Table 1 shows that most of SG have been evaluated using explicit techniques. For example, Stop Disasters [13], GDACS mobile [7] and DREAD-ED [3] were evaluated via learners’ answers to questionnaires. Table 1 also indicates that only the SG “SIMFOR” [2] used a multi-agent architecture as an implicit technique in order to produce individual and collective assessments. To sum up, we conclude that there is a lack of works considering the emotion concept in learners’ assessment in the context of crisis management SG. In fact, human emotions play a huge role in the process of group decision making. In crisis management filed, feeling negative emotions like stress and fear has a negative impact on the individual performance of player during a crisis response. This consequence can affect negatively the collective performance of the group and thus the success of a game session. Additionally, the works exploiting the social interactions aspect in a collaborative context of crisis management games are limited [3, 4]. However, it is important to address the role of social relationships between the different actors in affecting group decision making. In fact, in order to make successful a teamed crisis management, each member should contribute equally and communicate all relevant information to others before making a joint decision.

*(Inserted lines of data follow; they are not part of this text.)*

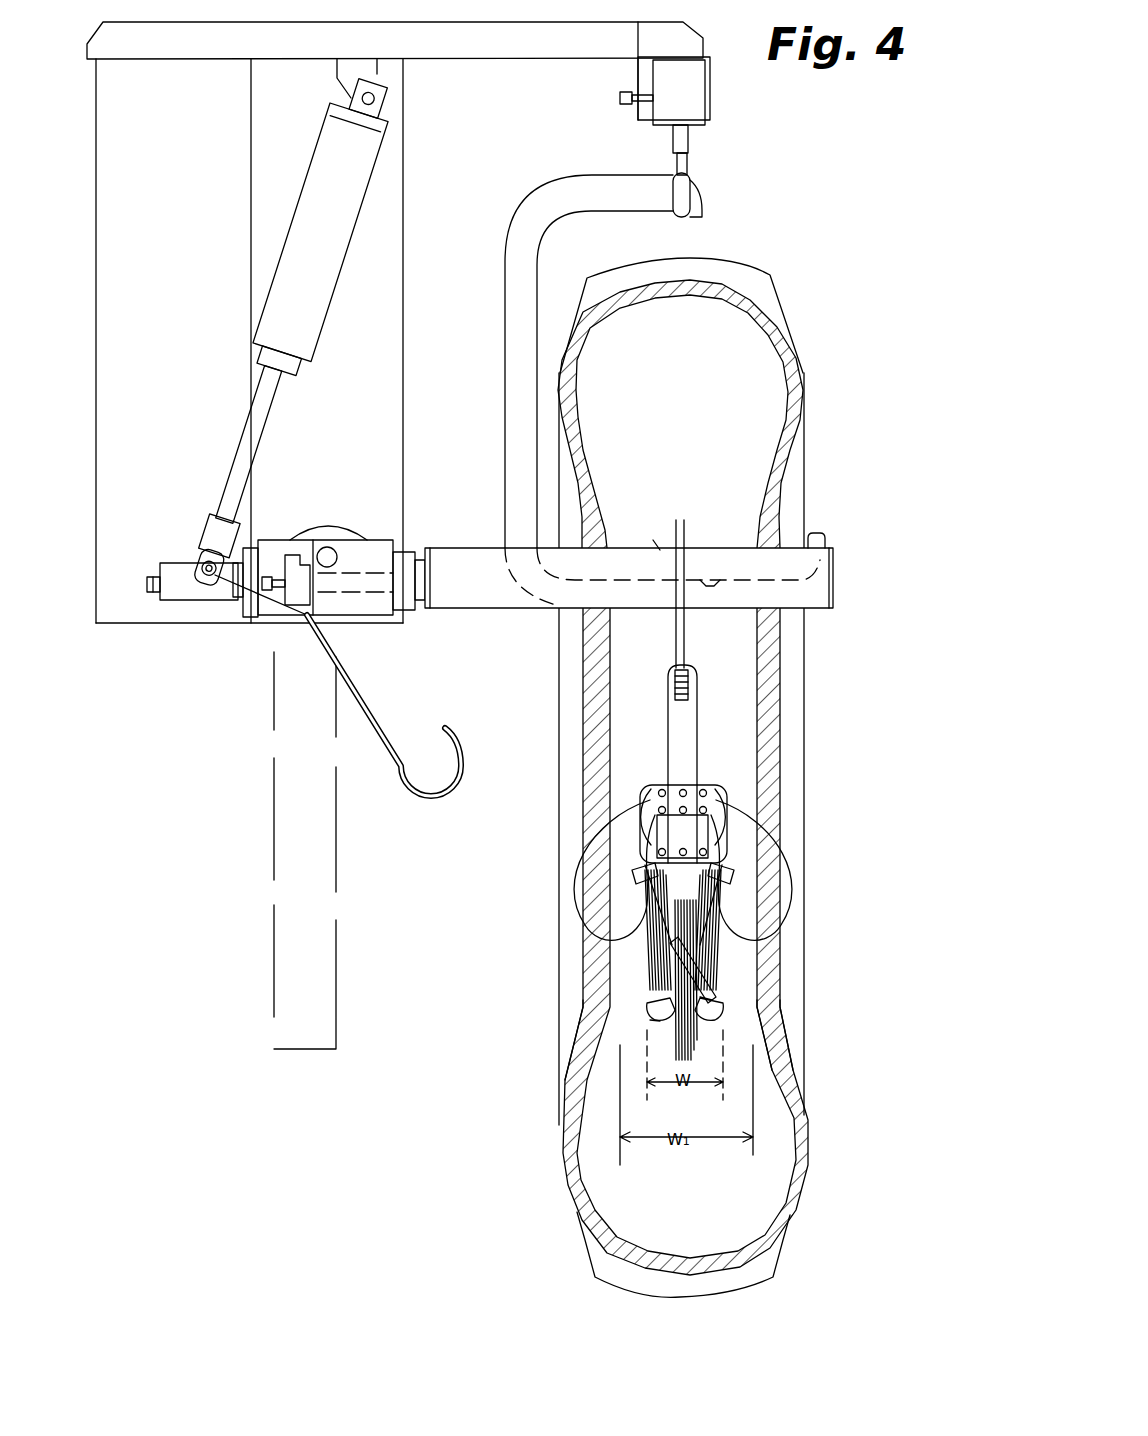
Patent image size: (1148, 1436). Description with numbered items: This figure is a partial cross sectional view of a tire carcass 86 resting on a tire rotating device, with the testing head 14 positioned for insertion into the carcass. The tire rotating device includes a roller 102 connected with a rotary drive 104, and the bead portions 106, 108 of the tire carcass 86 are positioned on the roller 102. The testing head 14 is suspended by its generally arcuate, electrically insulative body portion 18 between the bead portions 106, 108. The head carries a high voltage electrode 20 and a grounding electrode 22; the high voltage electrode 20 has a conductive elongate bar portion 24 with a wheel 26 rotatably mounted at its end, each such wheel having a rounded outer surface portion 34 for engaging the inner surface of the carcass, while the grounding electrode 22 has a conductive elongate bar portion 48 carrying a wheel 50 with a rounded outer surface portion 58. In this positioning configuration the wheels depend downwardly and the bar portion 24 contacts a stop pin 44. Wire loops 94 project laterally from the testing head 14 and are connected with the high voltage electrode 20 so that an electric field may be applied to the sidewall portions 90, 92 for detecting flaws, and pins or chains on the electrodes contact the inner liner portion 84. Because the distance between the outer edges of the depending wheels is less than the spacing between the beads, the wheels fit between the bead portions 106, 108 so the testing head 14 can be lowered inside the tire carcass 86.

The testing head 14 is at (727, 787).
The body portion 18 is at (697, 713).
The high voltage electrode 20 is at (712, 990).
The grounding electrode 22 is at (647, 1000).
The elongate bar portion 24 is at (707, 965).
The wheel 26 is at (723, 1005).
The rounded outer surface portion 34 is at (760, 1047).
The stop pin 44 is at (673, 905).
The elongate bar portion 48 is at (673, 953).
The wheel 50 is at (650, 1011).
The rounded outer surface portion 58 is at (633, 1022).
The inner liner portion 84 is at (637, 1243).
The tire carcass 86 is at (812, 1182).
The sidewall portion 90 is at (563, 1157).
The sidewall portion 92 is at (812, 1148).
The wire loops 94 is at (593, 858).
The roller 102 is at (835, 603).
The rotary drive 104 is at (202, 592).
The bead portion 106 is at (563, 1008).
The bead portion 108 is at (783, 1010).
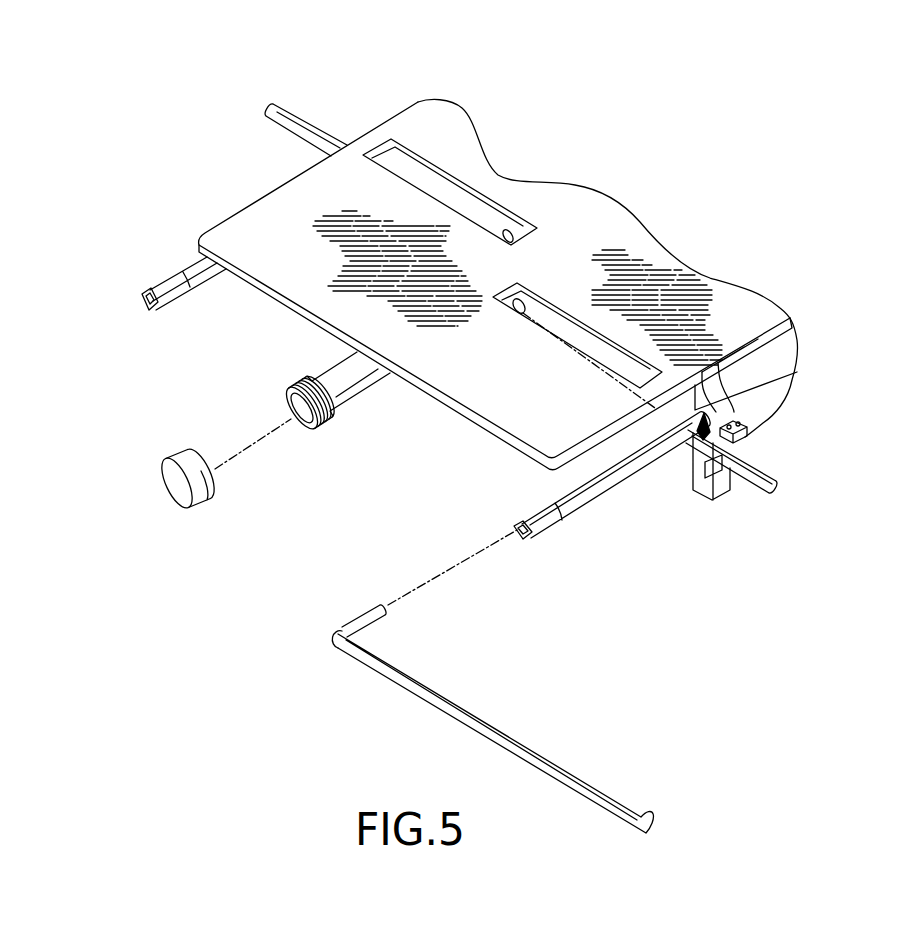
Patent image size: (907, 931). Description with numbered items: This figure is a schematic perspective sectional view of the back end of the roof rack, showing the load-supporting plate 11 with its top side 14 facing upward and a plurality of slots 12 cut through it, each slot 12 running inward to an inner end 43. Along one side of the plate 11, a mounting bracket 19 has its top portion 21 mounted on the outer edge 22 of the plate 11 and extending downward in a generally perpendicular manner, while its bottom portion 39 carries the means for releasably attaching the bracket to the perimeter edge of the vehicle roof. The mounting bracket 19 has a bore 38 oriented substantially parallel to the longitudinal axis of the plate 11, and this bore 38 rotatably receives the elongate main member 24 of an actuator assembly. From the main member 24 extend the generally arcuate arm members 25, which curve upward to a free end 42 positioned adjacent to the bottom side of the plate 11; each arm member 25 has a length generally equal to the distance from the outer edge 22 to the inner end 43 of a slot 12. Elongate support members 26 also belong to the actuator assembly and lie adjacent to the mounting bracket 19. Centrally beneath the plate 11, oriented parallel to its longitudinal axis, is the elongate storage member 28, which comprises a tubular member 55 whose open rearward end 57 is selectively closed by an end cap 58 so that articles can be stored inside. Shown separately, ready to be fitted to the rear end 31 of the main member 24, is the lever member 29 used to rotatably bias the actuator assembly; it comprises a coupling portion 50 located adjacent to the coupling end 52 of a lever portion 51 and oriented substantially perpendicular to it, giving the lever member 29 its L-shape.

The plate 11 is at (199, 238).
The slots 12 is at (431, 180).
The top side 14 is at (293, 210).
The mounting brackets 19 is at (757, 433).
The top portion 21 is at (717, 382).
The outer edge 22 is at (752, 348).
The main member 24 is at (197, 272).
The arm members 25 is at (590, 375).
The support members 26 is at (303, 130).
The storage member 28 is at (343, 390).
The lever member 29 is at (332, 633).
The rear end 31 is at (143, 293).
The bore 38 is at (695, 448).
The bottom portion 39 is at (728, 472).
The free end 42 is at (500, 232).
The inner end 43 is at (533, 228).
The coupling portion 50 is at (438, 676).
The lever portion 51 is at (447, 713).
The coupling end 52 is at (340, 640).
The tubular member 55 is at (330, 362).
The rearward end 57 is at (297, 410).
The end cap 58 is at (177, 483).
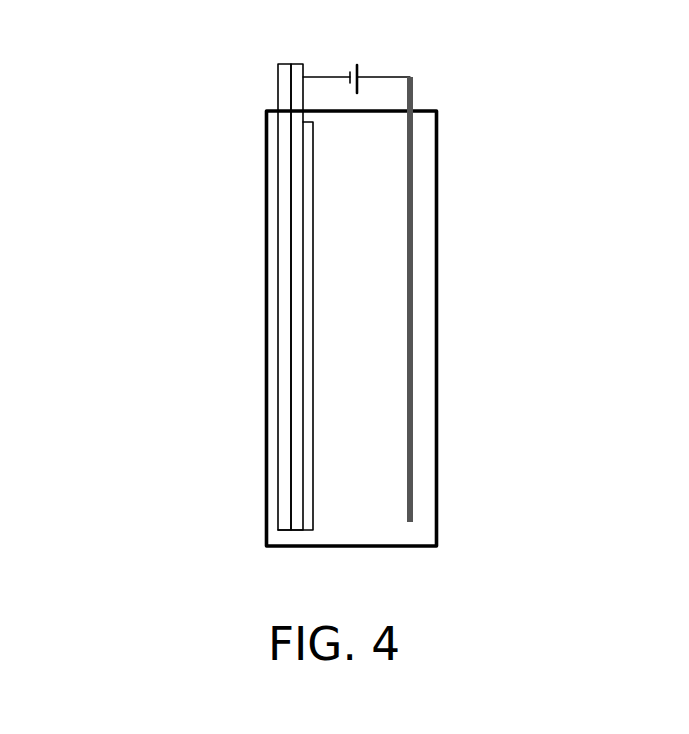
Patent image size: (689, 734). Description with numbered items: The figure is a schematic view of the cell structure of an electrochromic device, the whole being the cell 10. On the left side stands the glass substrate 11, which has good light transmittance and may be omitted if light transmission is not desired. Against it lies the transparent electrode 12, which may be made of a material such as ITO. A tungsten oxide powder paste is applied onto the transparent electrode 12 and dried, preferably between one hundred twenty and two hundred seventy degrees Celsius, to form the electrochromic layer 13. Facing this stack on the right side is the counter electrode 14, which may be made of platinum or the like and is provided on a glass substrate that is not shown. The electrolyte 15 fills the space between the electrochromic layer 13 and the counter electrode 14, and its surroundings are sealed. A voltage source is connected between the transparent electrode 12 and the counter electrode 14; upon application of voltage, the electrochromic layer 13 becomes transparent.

The cell 10 is at (295, 305).
The glass substrate 11 is at (285, 193).
The transparent electrode 12 is at (297, 235).
The electrochromic layer 13 is at (310, 260).
The counter electrode 14 is at (410, 203).
The electrolyte 15 is at (358, 333).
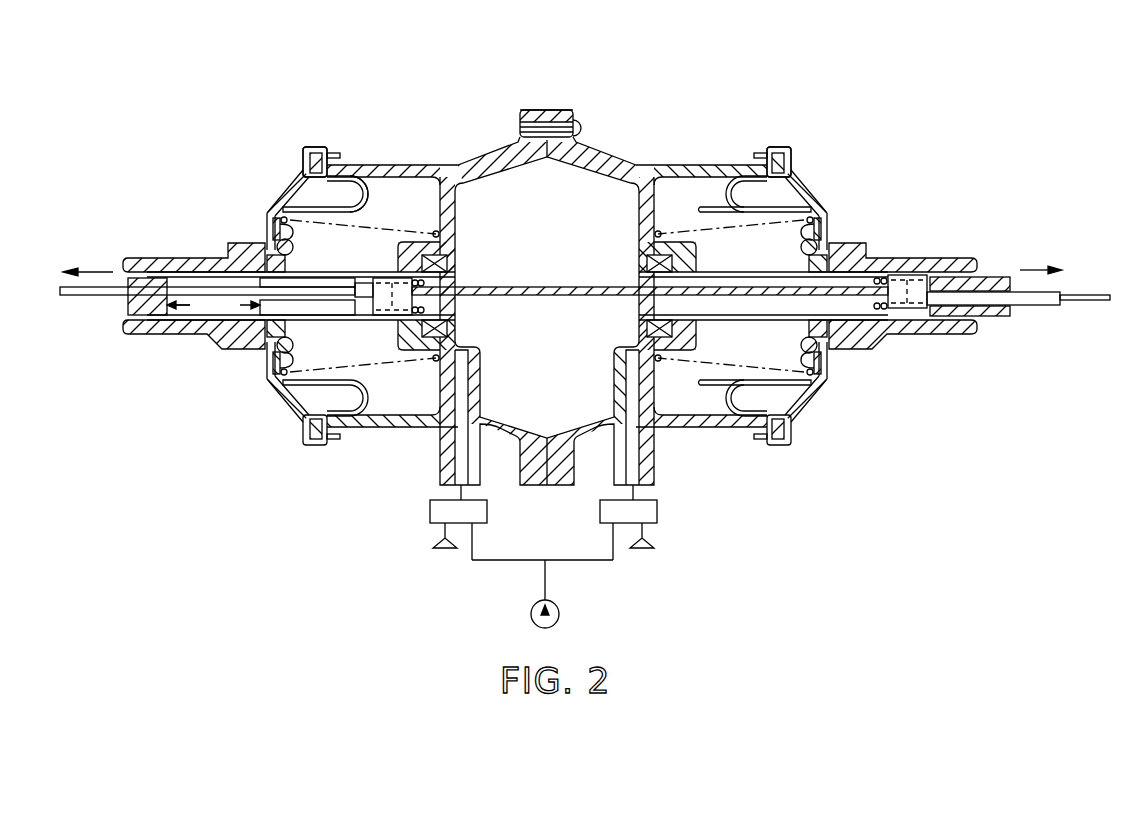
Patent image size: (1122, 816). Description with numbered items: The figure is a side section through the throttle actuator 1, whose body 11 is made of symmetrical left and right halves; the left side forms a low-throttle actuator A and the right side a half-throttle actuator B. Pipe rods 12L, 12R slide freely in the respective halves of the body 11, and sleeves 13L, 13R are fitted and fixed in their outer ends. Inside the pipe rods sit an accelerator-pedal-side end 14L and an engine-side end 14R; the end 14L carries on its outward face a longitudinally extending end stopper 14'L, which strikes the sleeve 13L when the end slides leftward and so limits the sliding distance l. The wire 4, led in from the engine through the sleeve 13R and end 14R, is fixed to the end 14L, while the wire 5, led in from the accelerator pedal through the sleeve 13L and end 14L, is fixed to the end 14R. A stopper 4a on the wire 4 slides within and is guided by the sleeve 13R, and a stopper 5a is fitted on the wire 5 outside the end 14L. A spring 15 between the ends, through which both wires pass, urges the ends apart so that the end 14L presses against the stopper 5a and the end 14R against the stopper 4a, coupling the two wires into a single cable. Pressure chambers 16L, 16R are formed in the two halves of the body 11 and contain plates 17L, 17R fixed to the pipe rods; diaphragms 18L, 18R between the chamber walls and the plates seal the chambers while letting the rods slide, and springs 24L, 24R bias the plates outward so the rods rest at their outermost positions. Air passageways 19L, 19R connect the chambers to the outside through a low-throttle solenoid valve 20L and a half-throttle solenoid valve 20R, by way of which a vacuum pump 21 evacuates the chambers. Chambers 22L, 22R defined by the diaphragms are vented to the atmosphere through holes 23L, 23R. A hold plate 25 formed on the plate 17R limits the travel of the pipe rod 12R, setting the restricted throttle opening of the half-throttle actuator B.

The throttle actuator 1 is at (585, 58).
The low-throttle actuator A is at (250, 128).
The half-throttle actuator B is at (852, 158).
The wire 4 is at (1088, 301).
The stopper 4a is at (1037, 305).
The wire 5 is at (93, 297).
The stopper 5a is at (368, 282).
The body 11 is at (603, 163).
The pipe rod 12L is at (203, 257).
The pipe rod 12R is at (920, 333).
The sleeve 13L is at (133, 301).
The sleeve 13R is at (977, 257).
The end 14L is at (383, 320).
The end 14R is at (902, 315).
The end stopper 14'L is at (261, 317).
The spring 15 is at (452, 284).
The pressure chamber 16L is at (400, 188).
The pressure chamber 16R is at (667, 188).
The plate 17L is at (291, 236).
The plate 17R is at (803, 226).
The diaphragm 18L is at (360, 197).
The diaphragm 18R is at (732, 190).
The air passageway 19L is at (460, 447).
The air passageway 19R is at (630, 457).
The low-throttle solenoid valve 20L is at (430, 515).
The half-throttle solenoid valve 20R is at (656, 517).
The vacuum pump 21 is at (562, 617).
The chamber 22L is at (343, 177).
The chamber 22R is at (800, 385).
The hole 23L is at (293, 187).
The hole 23R is at (813, 393).
The spring 24L is at (405, 370).
The spring 24R is at (708, 348).
The hold plate 25 is at (699, 213).
The sliding distance l is at (212, 307).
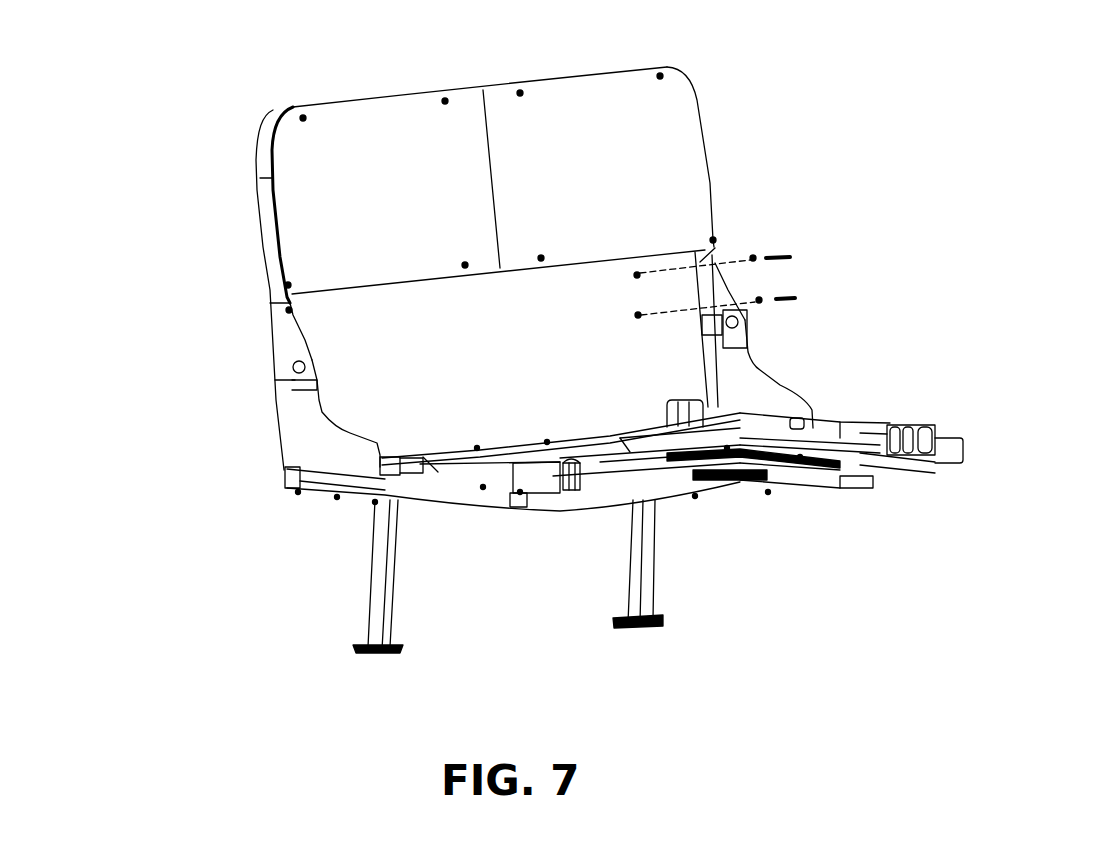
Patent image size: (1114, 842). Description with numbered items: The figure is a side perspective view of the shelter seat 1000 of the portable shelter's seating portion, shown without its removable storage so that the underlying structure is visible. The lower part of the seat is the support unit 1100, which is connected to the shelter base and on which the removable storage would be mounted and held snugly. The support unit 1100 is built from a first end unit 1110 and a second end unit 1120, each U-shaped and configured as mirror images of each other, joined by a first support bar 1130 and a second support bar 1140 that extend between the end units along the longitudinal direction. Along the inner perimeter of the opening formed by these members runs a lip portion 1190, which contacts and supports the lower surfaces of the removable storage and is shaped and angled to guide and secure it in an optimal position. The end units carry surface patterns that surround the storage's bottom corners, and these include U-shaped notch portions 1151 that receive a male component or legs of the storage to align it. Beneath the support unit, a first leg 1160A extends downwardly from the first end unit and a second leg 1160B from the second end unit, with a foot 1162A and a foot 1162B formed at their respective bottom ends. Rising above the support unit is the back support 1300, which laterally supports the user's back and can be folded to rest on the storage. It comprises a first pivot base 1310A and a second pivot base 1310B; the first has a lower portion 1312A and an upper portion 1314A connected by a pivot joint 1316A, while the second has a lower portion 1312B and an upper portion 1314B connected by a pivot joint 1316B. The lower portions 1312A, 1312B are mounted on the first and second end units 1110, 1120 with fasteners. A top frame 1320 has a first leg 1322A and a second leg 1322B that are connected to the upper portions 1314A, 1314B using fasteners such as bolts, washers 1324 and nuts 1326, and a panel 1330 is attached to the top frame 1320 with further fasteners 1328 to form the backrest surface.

The shelter seat 1000 is at (685, 67).
The support unit 1100 is at (287, 477).
The first end unit 1110 is at (908, 460).
The second end unit 1120 is at (327, 480).
The first support bar 1130 is at (772, 474).
The second support bar 1140 is at (490, 458).
The notch portion 1151 is at (937, 432).
The first leg 1160A is at (652, 572).
The second leg 1160B is at (375, 560).
The foot 1162A is at (663, 623).
The foot 1162B is at (357, 647).
The lip portion 1190 is at (821, 442).
The back support 1300 is at (273, 122).
The first pivot base 1310A is at (740, 353).
The second pivot base 1310B is at (275, 387).
The lower portion 1312A is at (777, 391).
The lower portion 1312B is at (297, 442).
The upper portion 1314A is at (740, 285).
The upper portion 1314B is at (278, 333).
The pivot joint 1316A is at (740, 317).
The pivot joint 1316B is at (293, 368).
The top frame 1320 is at (270, 262).
The first leg 1322A is at (715, 235).
The second leg 1322B is at (292, 300).
The washer 1324 is at (793, 257).
The nut 1326 is at (753, 257).
The fastener 1328 is at (630, 278).
The panel 1330 is at (667, 128).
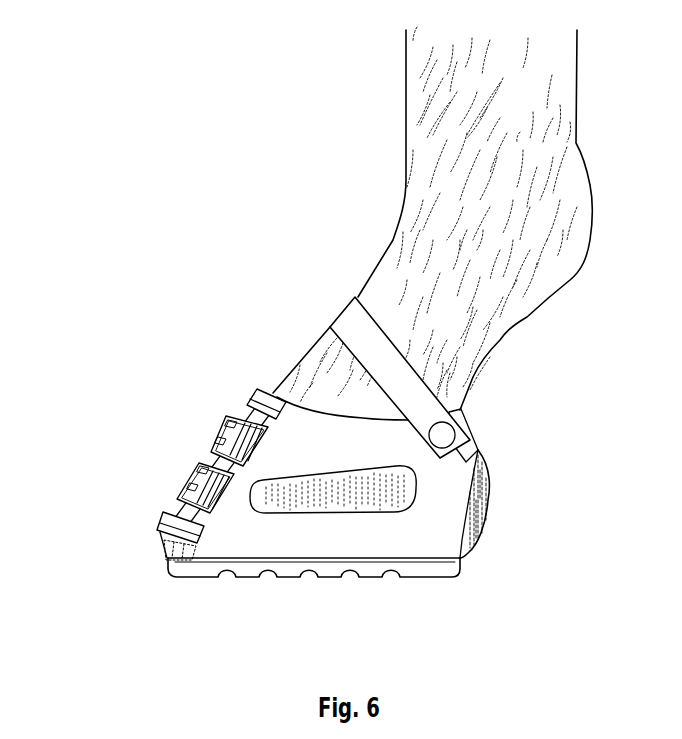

To tackle this problem, a new technological phenomenon, called “Educational Data Mining” (EDM), proposes to explore big data capabilities in an educational context. It is defined as an emerging discipline concerned with developing, researching and applying computerized methods for exploring data that come from the educational setting and using those methods to better understand learners’ behaviors and the settings which they learn in [12]. EDM can be useful in the field of crisis management SG since it manipulates heterogeneous data representing actors’ actions, attitudes and interactions relating to a crisis as well as their consequences once the scenario played.

4 Conclusion

This paper presents an overview of Crisis Management SG focused on their learners’ assessment and evaluation capabilities. This synthesis can help researchers and game creators by enlighten the main criteria and techniques for learners’ assessment and evaluation. The described benefits and limitations of each technique may facilitate the choice of the most adequate way to evaluate a particular SG. Despite the large scope of this survey, this work does not claim to include all existing techniques of learners’ assessment and evaluation. However, it includes major themes identified in the literature, and provides a taxonomy where other works can be classified. An important research direction emerging from this research is the development of new implicit assessment/evaluation approaches that consider both emotional and social dimensions in multi-actors SG for crisis management. These approaches can be embedded into SG to provide learners with relevant information about their emotional and social states and to improve training results.